Overview
ClueAI/ChatYuan-7B is a 7 billion parameter bilingual (Chinese and English) functional dialogue language model. It is built on the LLaMA-7B architecture and has undergone a comprehensive three-stage training process to enhance its capabilities, especially in Chinese language processing and conversational tasks.
Key Training Stages
- Stage 1: Continued pre-training on 50 billion Chinese tokens using general Chinese corpora.
- Stage 2: Task-oriented instruction fine-tuning across hundreds of diverse task sets.
- Stage 3: Instruction fine-tuning utilizing millions of human feedback datasets.
Usage and Merging
Due to LLaMA model license compliance, ChatYuan-7B is released as incremental weights. Users need to merge these incremental weights with the original LLaMA-7B weights to obtain the full ChatYuan-7B model. A Python script apply_delta.py is provided for this merging process, combining a LLaMA-7B Hugging Face model with the ChatYuan-7B delta weights.
Capabilities
- Supports both Chinese and English dialogue generation.
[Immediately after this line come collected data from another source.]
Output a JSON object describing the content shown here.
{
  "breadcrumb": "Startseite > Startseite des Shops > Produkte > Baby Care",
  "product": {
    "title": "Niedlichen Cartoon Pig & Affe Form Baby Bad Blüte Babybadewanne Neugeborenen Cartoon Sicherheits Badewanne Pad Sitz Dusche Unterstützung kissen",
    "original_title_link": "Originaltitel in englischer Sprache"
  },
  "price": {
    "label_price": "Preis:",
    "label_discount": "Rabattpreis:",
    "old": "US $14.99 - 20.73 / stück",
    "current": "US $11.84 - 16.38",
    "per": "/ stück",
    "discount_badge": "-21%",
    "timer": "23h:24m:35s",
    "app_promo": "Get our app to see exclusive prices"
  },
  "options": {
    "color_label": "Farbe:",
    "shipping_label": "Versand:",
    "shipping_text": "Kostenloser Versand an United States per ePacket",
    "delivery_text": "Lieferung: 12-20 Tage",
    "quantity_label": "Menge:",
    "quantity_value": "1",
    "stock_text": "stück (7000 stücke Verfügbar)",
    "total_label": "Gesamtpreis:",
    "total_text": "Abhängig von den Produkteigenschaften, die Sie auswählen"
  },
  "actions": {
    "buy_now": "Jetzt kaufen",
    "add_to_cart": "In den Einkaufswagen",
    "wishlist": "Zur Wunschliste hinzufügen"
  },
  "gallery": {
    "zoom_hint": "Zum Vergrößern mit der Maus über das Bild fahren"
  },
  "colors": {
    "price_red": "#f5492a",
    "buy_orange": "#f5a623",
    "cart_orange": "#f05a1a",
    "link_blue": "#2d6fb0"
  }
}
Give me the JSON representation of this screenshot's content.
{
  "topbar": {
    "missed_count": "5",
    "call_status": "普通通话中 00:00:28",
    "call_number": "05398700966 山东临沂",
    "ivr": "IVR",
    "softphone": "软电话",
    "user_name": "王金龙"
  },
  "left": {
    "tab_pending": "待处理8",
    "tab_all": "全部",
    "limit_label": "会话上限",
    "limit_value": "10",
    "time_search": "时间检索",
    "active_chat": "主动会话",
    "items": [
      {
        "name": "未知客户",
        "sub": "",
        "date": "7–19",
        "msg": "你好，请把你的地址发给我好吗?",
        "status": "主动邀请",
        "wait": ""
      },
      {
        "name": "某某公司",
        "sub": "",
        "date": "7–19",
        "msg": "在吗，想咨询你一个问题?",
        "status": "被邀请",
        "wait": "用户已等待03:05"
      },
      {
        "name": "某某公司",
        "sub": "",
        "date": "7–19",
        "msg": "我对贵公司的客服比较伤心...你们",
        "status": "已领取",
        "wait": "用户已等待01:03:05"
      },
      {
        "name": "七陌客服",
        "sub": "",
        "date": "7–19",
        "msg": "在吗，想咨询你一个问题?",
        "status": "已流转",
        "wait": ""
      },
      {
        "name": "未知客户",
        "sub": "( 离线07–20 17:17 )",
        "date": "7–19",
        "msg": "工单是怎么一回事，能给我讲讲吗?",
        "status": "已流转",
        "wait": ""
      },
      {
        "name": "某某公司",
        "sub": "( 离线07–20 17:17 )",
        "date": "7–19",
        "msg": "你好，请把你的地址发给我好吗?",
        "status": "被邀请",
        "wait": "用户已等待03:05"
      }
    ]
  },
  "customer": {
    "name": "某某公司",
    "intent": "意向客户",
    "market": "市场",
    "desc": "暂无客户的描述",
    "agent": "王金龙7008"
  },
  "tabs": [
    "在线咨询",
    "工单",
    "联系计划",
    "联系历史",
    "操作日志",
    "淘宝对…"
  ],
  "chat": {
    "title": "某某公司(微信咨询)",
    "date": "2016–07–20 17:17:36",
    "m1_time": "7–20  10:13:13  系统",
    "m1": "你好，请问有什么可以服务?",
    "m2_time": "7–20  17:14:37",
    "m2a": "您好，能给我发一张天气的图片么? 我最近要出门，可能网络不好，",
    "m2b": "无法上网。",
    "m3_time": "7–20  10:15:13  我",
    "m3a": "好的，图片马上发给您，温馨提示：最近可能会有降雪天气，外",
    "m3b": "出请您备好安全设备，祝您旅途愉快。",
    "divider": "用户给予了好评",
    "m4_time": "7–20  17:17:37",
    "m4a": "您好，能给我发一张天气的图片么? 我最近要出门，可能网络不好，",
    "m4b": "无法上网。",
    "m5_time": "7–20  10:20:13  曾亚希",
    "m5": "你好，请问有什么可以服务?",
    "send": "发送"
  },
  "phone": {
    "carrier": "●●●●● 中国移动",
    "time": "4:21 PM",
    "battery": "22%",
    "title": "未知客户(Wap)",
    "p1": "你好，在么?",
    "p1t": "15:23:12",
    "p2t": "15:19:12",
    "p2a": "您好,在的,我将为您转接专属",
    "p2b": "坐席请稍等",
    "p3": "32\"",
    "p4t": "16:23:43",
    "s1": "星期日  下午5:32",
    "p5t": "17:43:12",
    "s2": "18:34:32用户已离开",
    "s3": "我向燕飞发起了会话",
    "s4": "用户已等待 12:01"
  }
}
- Demonstrates functional dialogue capabilities, as shown in examples like generating detailed responses to educational questions, continuing articles based on titles, and drafting marketing plans.
Limitations and Restrictions
- May generate factually incorrect information when asked to follow fact-related instructions.
- Can occasionally produce harmful responses due to difficulty in identifying potentially harmful instructions.
- Requires further improvement in reasoning and coding abilities.
Note: The developers restrict the use of this model and its derivatives to research purposes only, prohibiting commercial use and other potentially harmful scenarios due to existing limitations.